Estamos basicamente de acordo, partilho o seu entusiasmo. Mas se não se ensina filosofia conm citações, também nao se ensina com régua e compasso. É preciso um dom superior da palavra e da observação. É preciso sair da escola, passear na montanha a discutir as estrelas, e depois passar noites em claro lendo Sócrates, Parménides, Platão, Aristóteles, Kant, Descartes, Newton, Pascal, Hume, Locke, Husserl, Wittgenstein, Ortega y Gasset... talvez não os italianos, não sabem filosofar.
Quando um operário fabril, presidente de junta de freguesia, para criticar e diminuir um adversário político, disse “é um filósofo”, eu, que não me canso de tentar compreender o que é um filósofo, e que tenho grande apreço pelos filósofos, fiquei a pensar em qual seria a representação negativa que o senhor presidente tinha dos filósofos e como a construiu. Que tinha conhecido um filósofo, era patente. Mas seria esse personagem um filósofo? Teria conhecido outros filósofos? Ele que, tanto quanto sei, nunca leu um livro, menos ainda de um filósofo? Saberia o nome de um filósofo? Sim, o do tal opositor político.
O senhor presidente, meu conhecido, não estava a fazer figura de estilo, estava simplesmente a dizer-me algo que ele supunha que eu interpretasse de modo pouco abonatório para o personagem referido, não por lhe chamar filósofo, que eu interpretaria como grande elogio, mas pelo contexto da conversa que estávamos a ter. Vindo de quem vinha, de uma pessoa com parcos recursos discursivos, habituado a executar o que é da praxe sem precisar de ter ideias ou teorias acerca dessa praxe, qualquer tentativa, ou manobra, para o levar a jogar num campo diferente, não lhe era agradável, nem conveniente. Supus que se referia, nesse epíteto, a alguém que tinha facilidade em falar e que procurava alcançar com a palavra o que ele, presidente, só entendia ser possível com a prática conhecida. Ou talvez houvesse algum vislumbre de o considerar sofista, no pior sentido da palavra.
Inclino-me para pensar que um filósofo talvez não fosse a melhor escolha para ocupar um cargo político, ou militar, e mesmo como professor tenho grandes reservas, a menos que lhe conferissem um estatuto específico.
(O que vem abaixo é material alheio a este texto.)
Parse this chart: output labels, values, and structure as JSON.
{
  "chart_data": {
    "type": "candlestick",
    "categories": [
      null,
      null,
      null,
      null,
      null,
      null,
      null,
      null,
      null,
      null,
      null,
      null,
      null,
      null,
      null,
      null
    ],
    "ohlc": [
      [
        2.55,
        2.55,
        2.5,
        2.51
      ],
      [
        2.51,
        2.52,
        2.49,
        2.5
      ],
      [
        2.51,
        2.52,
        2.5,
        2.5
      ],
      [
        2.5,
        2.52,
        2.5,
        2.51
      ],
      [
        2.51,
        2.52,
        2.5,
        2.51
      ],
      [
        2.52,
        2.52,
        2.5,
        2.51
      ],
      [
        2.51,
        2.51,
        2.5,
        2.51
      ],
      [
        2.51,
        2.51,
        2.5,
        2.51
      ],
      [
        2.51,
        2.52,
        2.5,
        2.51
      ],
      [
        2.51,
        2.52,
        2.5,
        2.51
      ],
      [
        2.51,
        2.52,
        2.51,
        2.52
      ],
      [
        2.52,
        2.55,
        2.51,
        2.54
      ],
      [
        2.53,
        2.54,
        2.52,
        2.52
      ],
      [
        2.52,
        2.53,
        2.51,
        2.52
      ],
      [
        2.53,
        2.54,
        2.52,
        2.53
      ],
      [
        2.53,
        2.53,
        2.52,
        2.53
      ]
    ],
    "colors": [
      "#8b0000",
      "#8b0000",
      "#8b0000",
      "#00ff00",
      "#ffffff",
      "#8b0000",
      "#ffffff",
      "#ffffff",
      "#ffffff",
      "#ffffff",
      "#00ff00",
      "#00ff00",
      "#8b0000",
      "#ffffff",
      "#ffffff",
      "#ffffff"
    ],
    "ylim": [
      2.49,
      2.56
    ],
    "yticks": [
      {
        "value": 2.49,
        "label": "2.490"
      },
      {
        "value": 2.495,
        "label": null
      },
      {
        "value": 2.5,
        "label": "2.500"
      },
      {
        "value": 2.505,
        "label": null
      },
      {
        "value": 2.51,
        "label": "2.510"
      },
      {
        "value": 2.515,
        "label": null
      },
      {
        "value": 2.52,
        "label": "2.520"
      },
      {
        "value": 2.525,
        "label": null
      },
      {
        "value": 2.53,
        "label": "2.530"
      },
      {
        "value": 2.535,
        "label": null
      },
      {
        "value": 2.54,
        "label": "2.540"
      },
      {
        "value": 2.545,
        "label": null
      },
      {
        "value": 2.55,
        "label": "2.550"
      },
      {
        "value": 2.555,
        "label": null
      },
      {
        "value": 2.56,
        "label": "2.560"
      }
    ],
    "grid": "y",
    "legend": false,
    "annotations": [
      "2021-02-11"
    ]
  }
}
A experiência filosófica faz parte de uma atividade que não se reproduz, não se replica, não se repete, mesmo que se repitam as palavras em que se traduza.
Devemos esperar que uma qualquer pessoa faça uma experiência filosófica no mesmo sentido em que se faz uma experiência de laboratório?
A filosofia é uma experiência humana proporcionada por uma linguagem, mas esta, só por si, não proporciona a experiência filosófica. Um jovem pode papaguear todos os compêndios de ideias de todos os filósofos, à semelhança do que, em poucos segundos, faz a IA, mas não será capaz de experiências filosóficas compatíveis com as que estiveram na origem da autoria delas. Os antigos gregos representavam os filósofos como anciãos e, com efeito, um bebé, como por exemplo a IA, papagueia mais filosofia do que qualquer humano, por mais sábio e enciclopédico que seja, mas não é um filósofo e não tem experiência filosófica.
O filósofo não pode ser compreendido por alguém, ou algum mecanismo, que não tenha a mínima noção do que é falar em nome próprio de algo, ou sobre algo, que não esteja e não caiba na linguagem mas que só pode ser comunicado através de uma linguagem.
Ao filósofo não é legítimo pedir que fale em representação seja de quem for. Por isso, os professores de filosofia não podem ser confundidos com filósofos e, mesmo que o sejam, tal não faz parte do seu estatuto e não estão autorizados a filosofar. Basta um aluno queixar-se que imediatamente será atendido pela Direção, no seu direito à estrita verdade do manual.
O filósofo assemelha-se a um músico que toca o seu instrumento perante uma plateia com quem partilha a música, mas dificilmente, ou nunca, um significado e o professor de filosofia assemelha-se ao professor de instrumento que o aluno não aprenderá a conhecer e a tocar e a explorar por mera observação.
A filosofia é uma experiência que requer maturidade para dar frutos.
Há génios na matemática e nas ciências da natureza, para referir estas parentes da filosofia, que se manifestam na juventude, mas a filosofia e a sabedoria não se compadecem com o génio.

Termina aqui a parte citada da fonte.